If I wanted to impress the teenage me, given his Beatles obsession, I’d say, listen, in 40 years’ time you’ll sit next to Paul McCartney and you’ll talk to him for an hour. And you’ll get on with him. When Paul McCartney’s last album [2018’s Egypt Station] came out I hosted a Q&A thing at the LIPA institute he’s got up in Liverpool. I was really nervous about doing that because since I was a kid I’d just thought of him as a mythical figure. That’s happened to me a few times. I got to work with Scott Walker. I interviewed Leonard Cohen, who’d always been such an influence on my songwriting. I don’t agree with that thing that people say, don’t meet your heroes. You’ve got to because then you realise they’re just people like you.

When I was 16 I didn’t move at all on stage, I was just petrified. Then, at a concert in a pub on the 9th of October 1980, my exercise book tells me, my guitar amp broke and I just had this big freakout, basically just a tantrum. I just kind of
rolled around on the floor. And people clapped at the end of it. I wrote in my diary, “freak-out on my part, enjoyable”. And I realised performance isn’t just about playing the right notes in the right order. It’s actually about acting it out. And gradually over the years I just kind of evolved. I enjoy being on stage. That’s my little kingdom. You have total control, you’ve got everybody’s attention because you’re playing over really loud equipment, and it’s your chance to really do your thing.

Because we had that John Peel session so early on we thought, this is going to be a piece of piss. And then it was just a gradual long period of disillusion which unfortunately coincided with Margaret Thatcher. It was just like, whoa. As soon as the Eighties really got going it was like, this is really shit now. Cities were falling apart. It just got to be not fun. There were loads of times I thought, what the fuck, I should have gone to university. I thought I’d made a mistake, taken a wrong turn. Our album from that time, Freaks, kind of depresses me because it reminds me of a time when things were not working out. I was coming to the end of my first serious relationship. We had almost no money to make an album. It felt terrible to let that ambition, that I’d cherished from such a young age, die. But I really did think it was over and I’d have to seek a new career in a new town, as David Bowie said. But I kept going and hoping and eventually, towards the end of the Eighties, [the single] My Legendary Girlfriend got a good review in the NME and we made a breakthrough.

After going through all the Britpop thing and especially the Brits thing [in 1996 he invaded the stage during a Michael Jackson performance] people thought I was some kind of shock jock. And that’s not what Pulp were about at all. That one moment propelled us into this other world. We had come out of the independent music scene, with roots in punk from when I was really young. We came from an alternative place. And then we got shoved right slap-bang into the middle of the mainstream. And we realised that it’s very intense there, and you’re mixing in a world that doesn’t share any of your values.

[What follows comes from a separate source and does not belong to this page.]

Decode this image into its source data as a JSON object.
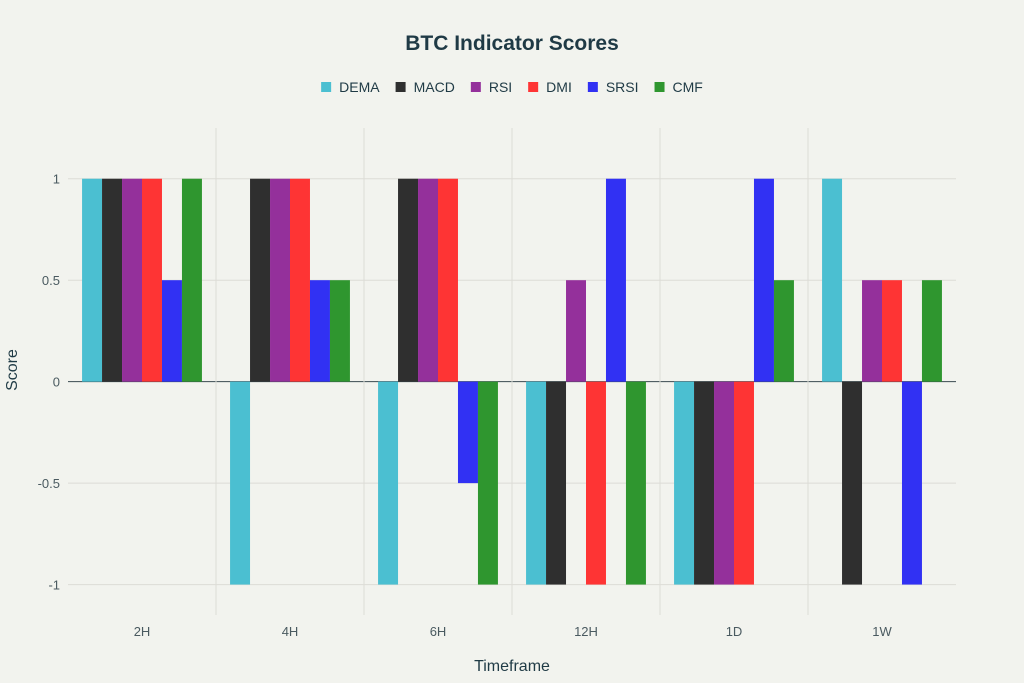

That’s what made me feel so uncomfortable.

There are two moments I’ve been most proud of on a stage. One was playing at Glastonbury in 1995 when everybody sang Common People. That was kind of a crazy moment, when we realised that this fantasy had come true in some way. Then after Pulp got back together in 2011 and we played at Radio City Music Hall in New York, this incredible kind of Thirties palace… it felt like those formative dreams I’d had as a kid had probably been premiered in a place like that. I think Bowie did a famous concert there where he was lowered on to the stage at the start and it was just amazing. It seemed like I was going back to the source of a lot of my early dreams. And for Pulp, it felt like we’d finally got back to where it all came from.